In a recent interview I was asked how I became a literary legend in Asia.
I was a 13-years-old newspaper boy on my route one early morning when a freak snowstorm hit. A car stopped and a small Asian man rolled down the window and asked me if I’d like a ride. At least I think that is what he asked me that morning; I remember that he spoke what sounded like a foreign language. He swung open the car door. It was cold and snowing. I got in. He gave me a cup of hot chocolate to drink. Next thing I woke up in San Francisco. Everything I had was on me that morning. I had lost my small nest egg.
I was without any money and living in a small room in the back of a Chinese restaurant. I was forced to wash dishes. I didn’t understand a word of what was being said around me. I washed dishes until I turned fifteen, saving my money. One day a customer, driving a new BMW, arrived at the restaurant. She pulled me outside and pointed at her car. She was Chinese and old enough to be my mother. I didn’t understand a word she said. Chinese is a hard language to learn and a dishwasher doesn’t get a lot of vocabulary thrown at him.
It didn’t matter about her lack of English, I was used to not understanding anyone around me. But I was getting good at reading expressions and body language. I got into her new, shiny car. I liked her smile. She gave me a nice drink in a bottle, and when I woke up, I was on a boat in the middle of the sea. I had again lost my small nest egg.
Three weeks later, I arrived by ship in Bangkok. I was handed over by an agent to a mamasan, and worked for the next two years washing sheets and cleaning rooms in an upscale brothel in the old part of the city. I saved every baht I could lay my hands on. The mamasan’s sister in San Francisco threatened to kill me unless I paid her an employment placement fee of three thousand dollars. I had until the end of the week. I told a GI who was on RR and a customer at the brothel that I was being held against my will. He helped me escape one night. Someone broke his nose in the fight out of the place. He held off three bouncers with a knife. I lost all of my savings. The GI said he could find me a job in Vietnam.
I got a job stacking shelves in the American PX in Saigon. I lasted almost two years. I had saved enough working at the PX to return home. Two days before I was to leave Saigon, my apartment took a direct hit from a Viet Cong shell. I later found out it was an agent of the mamasan and the woman from San Francisco who had paid the Viet Cong to destroy my place. I was supposed to be inside. But I lost all of my savings.
I walked into the Canadian embassy and told them I wanted to go home but I had no money. The second secretary got me a ticket on the black market and took me aside and told me that unless I paid him back within six months he would fly to Vancouver and kill me with his bare hands.
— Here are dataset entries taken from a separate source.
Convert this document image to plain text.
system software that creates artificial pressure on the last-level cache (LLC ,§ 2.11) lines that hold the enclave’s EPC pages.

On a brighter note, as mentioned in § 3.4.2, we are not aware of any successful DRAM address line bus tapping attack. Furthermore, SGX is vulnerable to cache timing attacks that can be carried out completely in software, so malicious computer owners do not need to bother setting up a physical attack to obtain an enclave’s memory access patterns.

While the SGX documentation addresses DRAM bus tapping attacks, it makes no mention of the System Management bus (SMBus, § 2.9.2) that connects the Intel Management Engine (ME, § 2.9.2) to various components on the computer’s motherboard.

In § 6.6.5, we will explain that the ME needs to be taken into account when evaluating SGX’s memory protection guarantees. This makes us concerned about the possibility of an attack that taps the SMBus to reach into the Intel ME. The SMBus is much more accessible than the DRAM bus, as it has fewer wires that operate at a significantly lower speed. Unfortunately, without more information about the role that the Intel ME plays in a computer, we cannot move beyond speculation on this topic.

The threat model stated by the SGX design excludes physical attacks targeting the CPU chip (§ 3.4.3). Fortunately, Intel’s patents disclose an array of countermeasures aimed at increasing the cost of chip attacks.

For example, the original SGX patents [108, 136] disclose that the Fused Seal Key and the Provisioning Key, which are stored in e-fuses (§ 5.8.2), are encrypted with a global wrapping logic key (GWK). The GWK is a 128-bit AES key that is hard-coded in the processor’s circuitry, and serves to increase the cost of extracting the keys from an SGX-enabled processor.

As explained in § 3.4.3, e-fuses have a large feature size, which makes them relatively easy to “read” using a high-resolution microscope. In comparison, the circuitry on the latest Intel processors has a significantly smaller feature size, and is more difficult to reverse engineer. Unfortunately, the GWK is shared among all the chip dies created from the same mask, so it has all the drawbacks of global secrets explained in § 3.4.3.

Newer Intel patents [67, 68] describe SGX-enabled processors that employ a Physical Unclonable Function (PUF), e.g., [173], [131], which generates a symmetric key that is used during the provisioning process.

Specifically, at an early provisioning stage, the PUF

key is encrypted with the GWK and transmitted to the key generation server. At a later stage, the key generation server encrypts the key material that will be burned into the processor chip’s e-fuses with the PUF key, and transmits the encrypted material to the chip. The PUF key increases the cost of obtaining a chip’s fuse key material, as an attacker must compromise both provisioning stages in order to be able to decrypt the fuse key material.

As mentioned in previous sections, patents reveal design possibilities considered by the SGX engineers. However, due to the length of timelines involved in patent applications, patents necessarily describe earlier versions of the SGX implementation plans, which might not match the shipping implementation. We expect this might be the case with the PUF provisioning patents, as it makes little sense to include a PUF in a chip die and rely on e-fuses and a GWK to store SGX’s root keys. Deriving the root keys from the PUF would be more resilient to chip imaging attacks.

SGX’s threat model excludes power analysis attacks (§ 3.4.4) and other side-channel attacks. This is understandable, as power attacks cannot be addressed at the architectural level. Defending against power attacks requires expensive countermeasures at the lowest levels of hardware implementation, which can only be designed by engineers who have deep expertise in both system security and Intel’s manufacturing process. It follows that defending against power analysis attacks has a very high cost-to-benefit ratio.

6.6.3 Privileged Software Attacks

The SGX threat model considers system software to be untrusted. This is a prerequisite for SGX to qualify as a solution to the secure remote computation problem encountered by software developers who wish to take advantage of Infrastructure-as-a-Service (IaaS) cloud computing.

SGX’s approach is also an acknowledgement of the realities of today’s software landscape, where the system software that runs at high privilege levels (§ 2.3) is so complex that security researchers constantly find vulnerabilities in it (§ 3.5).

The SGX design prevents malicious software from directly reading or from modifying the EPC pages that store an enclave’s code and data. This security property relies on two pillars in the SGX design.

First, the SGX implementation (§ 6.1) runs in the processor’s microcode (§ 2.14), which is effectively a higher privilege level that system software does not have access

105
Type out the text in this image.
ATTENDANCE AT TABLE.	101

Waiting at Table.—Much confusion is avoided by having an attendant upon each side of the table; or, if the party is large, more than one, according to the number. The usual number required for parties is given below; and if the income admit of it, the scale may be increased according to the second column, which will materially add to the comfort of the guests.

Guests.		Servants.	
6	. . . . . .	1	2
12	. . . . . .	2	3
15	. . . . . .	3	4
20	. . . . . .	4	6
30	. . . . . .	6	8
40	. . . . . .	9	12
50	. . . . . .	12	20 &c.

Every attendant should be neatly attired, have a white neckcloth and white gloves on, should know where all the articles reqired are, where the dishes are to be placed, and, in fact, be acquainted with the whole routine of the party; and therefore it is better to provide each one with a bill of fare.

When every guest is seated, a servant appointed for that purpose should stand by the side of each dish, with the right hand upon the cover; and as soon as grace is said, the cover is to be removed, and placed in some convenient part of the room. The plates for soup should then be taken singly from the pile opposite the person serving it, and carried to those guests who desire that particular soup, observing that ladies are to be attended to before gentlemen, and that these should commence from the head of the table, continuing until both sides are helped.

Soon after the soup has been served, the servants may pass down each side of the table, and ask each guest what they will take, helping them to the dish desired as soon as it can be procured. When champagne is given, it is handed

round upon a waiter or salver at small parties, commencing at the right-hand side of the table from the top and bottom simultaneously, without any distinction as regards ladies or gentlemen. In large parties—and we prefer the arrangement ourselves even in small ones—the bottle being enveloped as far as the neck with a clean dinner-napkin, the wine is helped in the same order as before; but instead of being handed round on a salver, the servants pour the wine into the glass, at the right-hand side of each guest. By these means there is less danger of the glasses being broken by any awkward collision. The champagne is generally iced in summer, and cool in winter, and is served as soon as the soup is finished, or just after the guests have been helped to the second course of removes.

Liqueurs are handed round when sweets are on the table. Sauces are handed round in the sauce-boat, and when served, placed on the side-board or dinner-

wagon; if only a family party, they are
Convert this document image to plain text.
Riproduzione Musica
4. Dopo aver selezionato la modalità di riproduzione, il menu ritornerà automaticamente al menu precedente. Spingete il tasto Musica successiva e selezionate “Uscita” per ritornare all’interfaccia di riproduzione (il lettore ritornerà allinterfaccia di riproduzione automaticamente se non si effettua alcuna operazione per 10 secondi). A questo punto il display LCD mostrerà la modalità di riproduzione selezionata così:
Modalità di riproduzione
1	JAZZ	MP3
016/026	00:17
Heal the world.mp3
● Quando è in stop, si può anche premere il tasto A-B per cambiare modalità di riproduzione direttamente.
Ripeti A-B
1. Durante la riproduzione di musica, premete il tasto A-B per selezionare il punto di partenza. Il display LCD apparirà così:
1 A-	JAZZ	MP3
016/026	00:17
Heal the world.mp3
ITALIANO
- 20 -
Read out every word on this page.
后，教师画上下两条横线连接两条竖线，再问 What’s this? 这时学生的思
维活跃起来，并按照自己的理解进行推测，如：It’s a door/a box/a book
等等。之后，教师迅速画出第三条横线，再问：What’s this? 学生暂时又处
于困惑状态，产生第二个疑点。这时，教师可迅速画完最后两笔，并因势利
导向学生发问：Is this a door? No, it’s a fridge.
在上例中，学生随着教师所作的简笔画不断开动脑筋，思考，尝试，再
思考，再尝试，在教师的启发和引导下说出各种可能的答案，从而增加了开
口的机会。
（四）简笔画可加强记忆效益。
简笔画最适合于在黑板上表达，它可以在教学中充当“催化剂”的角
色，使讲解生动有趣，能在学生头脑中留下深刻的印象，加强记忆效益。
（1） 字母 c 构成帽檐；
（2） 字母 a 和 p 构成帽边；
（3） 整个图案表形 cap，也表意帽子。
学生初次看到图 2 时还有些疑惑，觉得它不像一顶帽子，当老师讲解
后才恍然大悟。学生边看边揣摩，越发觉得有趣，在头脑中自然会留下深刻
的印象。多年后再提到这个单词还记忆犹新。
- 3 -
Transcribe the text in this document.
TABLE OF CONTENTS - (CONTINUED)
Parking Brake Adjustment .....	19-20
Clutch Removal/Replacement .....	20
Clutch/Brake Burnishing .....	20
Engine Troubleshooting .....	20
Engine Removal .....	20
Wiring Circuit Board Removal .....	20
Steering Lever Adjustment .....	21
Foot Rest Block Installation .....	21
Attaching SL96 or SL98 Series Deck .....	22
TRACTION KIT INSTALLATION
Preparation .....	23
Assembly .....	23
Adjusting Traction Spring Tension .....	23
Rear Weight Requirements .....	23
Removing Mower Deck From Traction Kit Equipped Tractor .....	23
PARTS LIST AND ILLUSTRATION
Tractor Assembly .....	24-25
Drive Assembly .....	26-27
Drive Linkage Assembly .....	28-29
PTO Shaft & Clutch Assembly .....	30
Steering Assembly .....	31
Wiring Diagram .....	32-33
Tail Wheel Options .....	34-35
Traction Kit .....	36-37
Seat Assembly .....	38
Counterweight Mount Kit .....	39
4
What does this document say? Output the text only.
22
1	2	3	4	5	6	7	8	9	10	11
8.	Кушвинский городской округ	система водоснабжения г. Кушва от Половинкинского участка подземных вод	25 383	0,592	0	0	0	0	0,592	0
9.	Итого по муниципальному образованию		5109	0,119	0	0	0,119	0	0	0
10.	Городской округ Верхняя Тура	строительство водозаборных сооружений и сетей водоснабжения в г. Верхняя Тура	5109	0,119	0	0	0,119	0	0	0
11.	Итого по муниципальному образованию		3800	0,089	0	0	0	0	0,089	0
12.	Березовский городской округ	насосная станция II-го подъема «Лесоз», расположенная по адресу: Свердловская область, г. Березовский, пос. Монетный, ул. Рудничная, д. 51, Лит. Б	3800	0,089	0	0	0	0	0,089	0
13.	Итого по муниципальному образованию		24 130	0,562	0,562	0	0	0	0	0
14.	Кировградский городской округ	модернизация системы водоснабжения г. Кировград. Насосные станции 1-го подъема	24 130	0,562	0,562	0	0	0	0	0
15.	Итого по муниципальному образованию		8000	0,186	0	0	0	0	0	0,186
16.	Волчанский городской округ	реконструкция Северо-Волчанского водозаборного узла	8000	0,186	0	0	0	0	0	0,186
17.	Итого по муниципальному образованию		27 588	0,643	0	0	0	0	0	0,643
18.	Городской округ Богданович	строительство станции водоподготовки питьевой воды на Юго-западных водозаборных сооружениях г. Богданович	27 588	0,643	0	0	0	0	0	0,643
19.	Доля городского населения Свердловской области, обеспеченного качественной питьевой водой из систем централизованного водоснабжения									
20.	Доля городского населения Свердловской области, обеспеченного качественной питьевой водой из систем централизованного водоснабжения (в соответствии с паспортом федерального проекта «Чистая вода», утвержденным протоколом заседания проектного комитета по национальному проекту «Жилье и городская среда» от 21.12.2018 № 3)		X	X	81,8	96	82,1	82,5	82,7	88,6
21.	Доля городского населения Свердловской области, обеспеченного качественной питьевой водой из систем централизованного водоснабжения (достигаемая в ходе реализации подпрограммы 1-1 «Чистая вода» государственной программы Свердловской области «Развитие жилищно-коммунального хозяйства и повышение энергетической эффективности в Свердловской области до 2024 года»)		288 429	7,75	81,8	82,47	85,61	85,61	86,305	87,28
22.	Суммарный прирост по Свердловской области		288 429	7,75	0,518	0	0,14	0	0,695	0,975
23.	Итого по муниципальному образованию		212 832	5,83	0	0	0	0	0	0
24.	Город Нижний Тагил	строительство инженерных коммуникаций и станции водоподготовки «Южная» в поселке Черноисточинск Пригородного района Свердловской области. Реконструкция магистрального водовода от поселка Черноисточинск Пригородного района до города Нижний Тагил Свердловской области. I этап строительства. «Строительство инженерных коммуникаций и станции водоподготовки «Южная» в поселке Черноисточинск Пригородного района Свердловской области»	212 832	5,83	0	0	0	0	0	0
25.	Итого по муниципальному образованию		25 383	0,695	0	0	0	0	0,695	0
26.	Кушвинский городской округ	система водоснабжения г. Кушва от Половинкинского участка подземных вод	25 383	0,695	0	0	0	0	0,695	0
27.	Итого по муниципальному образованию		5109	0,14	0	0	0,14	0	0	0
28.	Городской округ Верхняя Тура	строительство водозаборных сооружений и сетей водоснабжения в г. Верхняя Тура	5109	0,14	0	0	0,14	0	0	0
He had big hands with large blue veins like a living killing machine. I thought he might know the mamasan or her sister. I was careful about places and dates.
Twenty-years old, I arrived in Vancouver, promising myself never to take another free ride from a stranger, when a car pulled up and an Asian man asked me if I like a lift. I get in. Why? I thought he’d been sent by either by the embassy guy in Saigon, the mamasan in Bangkok or that woman in San Francisco. One of them had sent a hitman who’d finally caught up with me. I thought my life was over. Accept karma, I told myself. At least I hadn’t saved anything. I had absolutely nothing to lose. But I was wrong.
The driver spoke perfect English. He’d been born in Canada and said he didn’t know anyone in Vietnam or the Canadian Embassy. So I told him my story. He asked me if I let him make me into a literary legend? I asked him if I got to keep the money I saved? He said, you bet. I said I had no money to bet with. He said it was a figure of speech and a writer had to learn to live with it just like Hugh Heffner had learned to live with a bed full of blondes.
I said I could do that and I also told him that he was the first person since I was 12 that I’d had a real conversation with in English. He said Conrad (Joseph Conrad, not Conrad Black) had a problem with English as a second language. I said I had a problem with English as a first language. He said that he was Chinese Canadian and he fully understood and offered to be my agent. He got me a contract to write a radio play for the CBC and then a book deal in New York.
I stopped saving and spent every dime as it came in. A couple of years later, my agent introduced me to his father, an old Asian man. The father smiled, and I smiled. Even though the father was quite old but I remembered him—the man who had stopped his car in a snowstorm when I was thirteen and offered me a ride and a cup of hot chocolate. He winked and asked me if I’d like something to drink.